2023 has been a wild year yet again in the market, with stocks experiencing rapid price swings both up and down. One stock with especially high volatility is Carvana (CVNA -0.36%). The online used car marketplace shot up over 200% to start 2023, but has since given up a lot of those gains after delivering a terrible fourth-quarter earnings report. With deteriorating gross margins, a huge debt load, and a shrinking market share, Carvana is heading into 2023 on thin ice. 

Is the party over for Carvana? Here's why I think the answer to that question is a resounding yes, and why shareholders should avoid buying shares in 2023. 

2022 earnings: from bad to worse

In late February Carvana reported its 2022 financial results. To put it lightly, things didn't look pretty, with gross profit shrinking from $1.93 billion in 2021 to $1.25 billion last year. Combine this with rising operating expenses ($2.7 billion for the full year) and interest payments on its huge debt load ($153 million just in Q4), and Carvana posted a net loss of $2.89 billion in 2022 vs. a loss of $286 million in 2021.

Why did this happen? Well, a few reasons. For one, during the pandemic Carvana benefited from a huge surge of people wanting to buy cars online. Now that trend is reversing, leading to declining unit volumes processed through its marketplace. Second, used car prices have soared in recent years, which -- combined with rapidly rising interest rates -- have priced out the majority of potential buyers on Carvana's marketplace.
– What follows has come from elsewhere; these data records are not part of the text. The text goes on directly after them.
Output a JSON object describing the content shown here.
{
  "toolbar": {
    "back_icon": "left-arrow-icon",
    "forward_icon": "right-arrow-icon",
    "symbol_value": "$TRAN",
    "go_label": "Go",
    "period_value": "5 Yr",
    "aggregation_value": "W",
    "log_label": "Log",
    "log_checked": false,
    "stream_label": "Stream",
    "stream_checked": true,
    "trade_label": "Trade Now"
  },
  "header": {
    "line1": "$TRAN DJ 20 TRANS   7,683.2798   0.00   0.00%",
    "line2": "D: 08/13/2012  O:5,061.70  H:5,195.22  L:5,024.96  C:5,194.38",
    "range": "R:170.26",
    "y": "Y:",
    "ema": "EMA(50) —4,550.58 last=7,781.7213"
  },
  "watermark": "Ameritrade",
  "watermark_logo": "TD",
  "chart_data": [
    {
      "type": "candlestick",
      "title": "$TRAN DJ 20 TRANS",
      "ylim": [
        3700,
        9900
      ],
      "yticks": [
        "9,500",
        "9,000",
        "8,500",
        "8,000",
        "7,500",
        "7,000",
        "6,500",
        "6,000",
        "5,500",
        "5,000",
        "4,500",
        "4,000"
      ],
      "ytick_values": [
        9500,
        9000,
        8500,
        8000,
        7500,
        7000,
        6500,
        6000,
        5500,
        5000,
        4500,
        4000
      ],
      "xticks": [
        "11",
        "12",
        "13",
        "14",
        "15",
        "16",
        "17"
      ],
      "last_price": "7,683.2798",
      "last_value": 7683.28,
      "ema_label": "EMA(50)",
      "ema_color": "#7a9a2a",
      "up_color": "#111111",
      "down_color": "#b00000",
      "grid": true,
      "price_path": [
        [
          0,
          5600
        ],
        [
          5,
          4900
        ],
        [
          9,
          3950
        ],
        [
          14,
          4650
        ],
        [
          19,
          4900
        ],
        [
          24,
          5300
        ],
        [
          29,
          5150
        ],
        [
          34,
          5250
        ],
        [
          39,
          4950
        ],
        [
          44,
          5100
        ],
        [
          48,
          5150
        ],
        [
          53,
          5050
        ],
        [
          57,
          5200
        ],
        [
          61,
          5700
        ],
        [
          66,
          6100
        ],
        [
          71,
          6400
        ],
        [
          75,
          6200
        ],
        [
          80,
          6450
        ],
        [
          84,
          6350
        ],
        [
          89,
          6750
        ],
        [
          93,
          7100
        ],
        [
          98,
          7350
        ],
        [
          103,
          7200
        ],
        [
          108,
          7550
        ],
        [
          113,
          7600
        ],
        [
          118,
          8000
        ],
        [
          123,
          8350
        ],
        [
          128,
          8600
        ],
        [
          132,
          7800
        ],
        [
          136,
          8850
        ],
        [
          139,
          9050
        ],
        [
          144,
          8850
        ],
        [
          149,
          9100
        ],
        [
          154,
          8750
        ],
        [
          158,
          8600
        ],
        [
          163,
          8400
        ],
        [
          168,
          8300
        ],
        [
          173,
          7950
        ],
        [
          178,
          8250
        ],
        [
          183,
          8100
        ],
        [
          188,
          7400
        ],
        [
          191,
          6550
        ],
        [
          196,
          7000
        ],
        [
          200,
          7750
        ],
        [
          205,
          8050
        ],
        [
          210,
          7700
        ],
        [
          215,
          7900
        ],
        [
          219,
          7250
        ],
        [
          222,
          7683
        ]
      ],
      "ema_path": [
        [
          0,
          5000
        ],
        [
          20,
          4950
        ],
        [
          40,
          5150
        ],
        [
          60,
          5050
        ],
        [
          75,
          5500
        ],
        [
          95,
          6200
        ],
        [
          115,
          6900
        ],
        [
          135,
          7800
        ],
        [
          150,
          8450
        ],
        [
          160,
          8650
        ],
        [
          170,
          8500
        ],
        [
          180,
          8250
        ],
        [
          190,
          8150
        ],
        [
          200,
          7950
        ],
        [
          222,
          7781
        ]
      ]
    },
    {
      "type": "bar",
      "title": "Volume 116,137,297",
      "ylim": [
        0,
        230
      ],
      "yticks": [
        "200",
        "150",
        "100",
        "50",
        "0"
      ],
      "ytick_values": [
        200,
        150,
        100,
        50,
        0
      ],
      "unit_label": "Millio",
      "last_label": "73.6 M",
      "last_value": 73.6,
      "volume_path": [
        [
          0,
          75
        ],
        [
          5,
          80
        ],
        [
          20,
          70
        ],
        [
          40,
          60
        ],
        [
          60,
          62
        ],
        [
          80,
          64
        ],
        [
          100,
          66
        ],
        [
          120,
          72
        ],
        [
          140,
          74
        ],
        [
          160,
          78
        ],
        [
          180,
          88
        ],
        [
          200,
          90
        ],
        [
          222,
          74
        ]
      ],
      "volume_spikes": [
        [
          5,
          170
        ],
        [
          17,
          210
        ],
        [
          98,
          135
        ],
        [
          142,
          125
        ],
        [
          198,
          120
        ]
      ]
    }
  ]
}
This has led to a deterioration in Carvana's top-line growth, something management was not prepared for in 2022.

CVNA Revenue (TTM) Chart

CVNA Revenue (TTM) data by YCharts

If Carvana wasn't profitable in 2021, when will it ever be?

Anyone who owns Carvana should think about why the company did not generate a profit in 2021. In that year, the company had multiple macroeconomic factors working in its favor that will likely not be repeated ever again.
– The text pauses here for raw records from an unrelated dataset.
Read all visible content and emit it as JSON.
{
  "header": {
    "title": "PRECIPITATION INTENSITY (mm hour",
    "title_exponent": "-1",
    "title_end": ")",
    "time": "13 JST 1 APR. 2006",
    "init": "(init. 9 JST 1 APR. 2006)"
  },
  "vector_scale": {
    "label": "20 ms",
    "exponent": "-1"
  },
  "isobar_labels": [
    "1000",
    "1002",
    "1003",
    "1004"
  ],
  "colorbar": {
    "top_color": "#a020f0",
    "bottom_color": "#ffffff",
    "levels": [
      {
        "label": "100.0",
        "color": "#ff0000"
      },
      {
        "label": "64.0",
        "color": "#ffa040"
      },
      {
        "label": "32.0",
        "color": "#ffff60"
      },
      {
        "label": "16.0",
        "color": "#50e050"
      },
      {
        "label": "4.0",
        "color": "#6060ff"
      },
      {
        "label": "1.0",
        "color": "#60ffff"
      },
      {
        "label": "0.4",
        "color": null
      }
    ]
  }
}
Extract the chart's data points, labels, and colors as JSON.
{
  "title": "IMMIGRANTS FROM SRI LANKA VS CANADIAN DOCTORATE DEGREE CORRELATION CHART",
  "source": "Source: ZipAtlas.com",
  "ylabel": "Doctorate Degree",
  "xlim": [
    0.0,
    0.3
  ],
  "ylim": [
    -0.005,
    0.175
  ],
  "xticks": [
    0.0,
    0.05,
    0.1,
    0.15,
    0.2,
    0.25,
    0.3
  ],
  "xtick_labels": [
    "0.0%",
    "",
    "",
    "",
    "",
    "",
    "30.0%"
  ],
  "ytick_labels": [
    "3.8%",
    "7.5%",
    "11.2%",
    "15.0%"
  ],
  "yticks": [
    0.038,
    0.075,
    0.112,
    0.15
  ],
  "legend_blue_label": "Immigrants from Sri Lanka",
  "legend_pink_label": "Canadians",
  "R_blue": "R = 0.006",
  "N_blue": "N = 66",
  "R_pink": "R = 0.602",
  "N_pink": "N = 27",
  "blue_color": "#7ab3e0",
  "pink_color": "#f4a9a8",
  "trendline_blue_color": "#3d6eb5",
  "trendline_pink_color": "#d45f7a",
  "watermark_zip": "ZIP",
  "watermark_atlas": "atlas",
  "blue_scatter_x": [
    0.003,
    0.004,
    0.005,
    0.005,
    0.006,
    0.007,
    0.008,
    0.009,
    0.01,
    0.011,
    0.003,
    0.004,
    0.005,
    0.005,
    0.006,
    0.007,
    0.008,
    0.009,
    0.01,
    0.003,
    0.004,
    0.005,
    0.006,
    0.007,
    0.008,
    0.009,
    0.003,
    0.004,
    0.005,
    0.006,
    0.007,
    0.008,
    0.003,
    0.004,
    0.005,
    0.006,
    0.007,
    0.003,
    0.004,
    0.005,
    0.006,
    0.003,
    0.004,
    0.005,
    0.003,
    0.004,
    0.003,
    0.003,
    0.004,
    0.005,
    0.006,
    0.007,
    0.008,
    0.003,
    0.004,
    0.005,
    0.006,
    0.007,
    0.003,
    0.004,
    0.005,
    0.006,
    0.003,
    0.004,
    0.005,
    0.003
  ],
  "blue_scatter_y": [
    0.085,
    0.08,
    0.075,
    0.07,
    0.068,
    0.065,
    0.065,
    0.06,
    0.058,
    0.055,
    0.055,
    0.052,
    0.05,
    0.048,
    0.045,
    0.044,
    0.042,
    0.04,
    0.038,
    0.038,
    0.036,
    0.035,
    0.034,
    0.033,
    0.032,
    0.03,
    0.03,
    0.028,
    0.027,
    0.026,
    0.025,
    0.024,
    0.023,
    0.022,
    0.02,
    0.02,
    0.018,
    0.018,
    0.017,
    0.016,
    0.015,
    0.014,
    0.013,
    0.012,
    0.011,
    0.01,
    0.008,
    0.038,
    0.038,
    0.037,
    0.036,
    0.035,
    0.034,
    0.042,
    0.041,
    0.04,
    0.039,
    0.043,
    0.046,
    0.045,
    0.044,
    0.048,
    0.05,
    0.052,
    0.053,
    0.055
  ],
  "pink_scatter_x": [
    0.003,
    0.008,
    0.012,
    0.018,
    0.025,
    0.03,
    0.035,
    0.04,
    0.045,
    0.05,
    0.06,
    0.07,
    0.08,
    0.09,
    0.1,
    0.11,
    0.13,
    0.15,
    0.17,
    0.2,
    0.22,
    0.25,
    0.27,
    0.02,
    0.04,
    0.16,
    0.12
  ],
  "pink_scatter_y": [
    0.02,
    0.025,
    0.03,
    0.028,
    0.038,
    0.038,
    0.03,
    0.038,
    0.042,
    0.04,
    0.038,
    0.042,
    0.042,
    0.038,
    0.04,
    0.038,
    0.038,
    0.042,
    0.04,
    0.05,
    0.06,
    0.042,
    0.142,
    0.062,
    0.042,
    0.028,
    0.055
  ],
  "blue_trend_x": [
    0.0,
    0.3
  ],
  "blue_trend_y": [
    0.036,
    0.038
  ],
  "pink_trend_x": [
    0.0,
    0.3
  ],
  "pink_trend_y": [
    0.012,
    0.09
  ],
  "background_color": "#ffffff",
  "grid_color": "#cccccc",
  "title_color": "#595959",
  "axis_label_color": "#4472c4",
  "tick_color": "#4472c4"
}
Used car prices rose at the fastest pace in history in 2021. This helped Carvana earn a wider spread between its buying and selling prices. Interest rates were at record lows in 2021. This made it extremely easy for Carvana to finance its operations with debt. 2020 and 2021 saw a one-time bump in growth for buying cars online. Carvana benefited from this as one of the leading online-only marketplaces for used car buying in the United States.

Yet Carvana still lost $286 million that year. If not then, when will Carvana ever generate a profit? This is a question any shareholder of this stock needs to be asking themselves.

CVNA EBIT Margin (TTM) Chart

CVNA EBIT Margin (TTM) data by YCharts

Liquidity is the real concern

Carvana's unit economics are troubling, but they actually aren't the largest concern for shareholders right now. That award goes to the company's balance sheet, which looks like a debt-laden bomb that could go off at any moment.

At the end of 2022, Carvana had $434 million in cash and equivalents. Based on its fourth-quarter numbers, this cash won't even cover one year of interest expenses on its debt, let alone its high level of operating expenses.

In order to not run out of cash, Carvana will need to raise capital through the debt or equity markets. The company will likely find it difficult to raise debt seeing as it already has $6.6 billion in long-term debt on its balance sheet and has never generated a profit. So it is going to have to raise money by diluting shareholders through equity offerings. A common stock offering could help stave off a potential bankruptcy filing, but it will still cost shareholders by increasing the stock's total shares outstanding. And it doesn't fix the fact the company is still hemorrhaging money.

The path forward looks bleak for Carvana. With a terrible balance sheet and unproven unit economics, the stock remains un-investable today, no matter how far its price falls.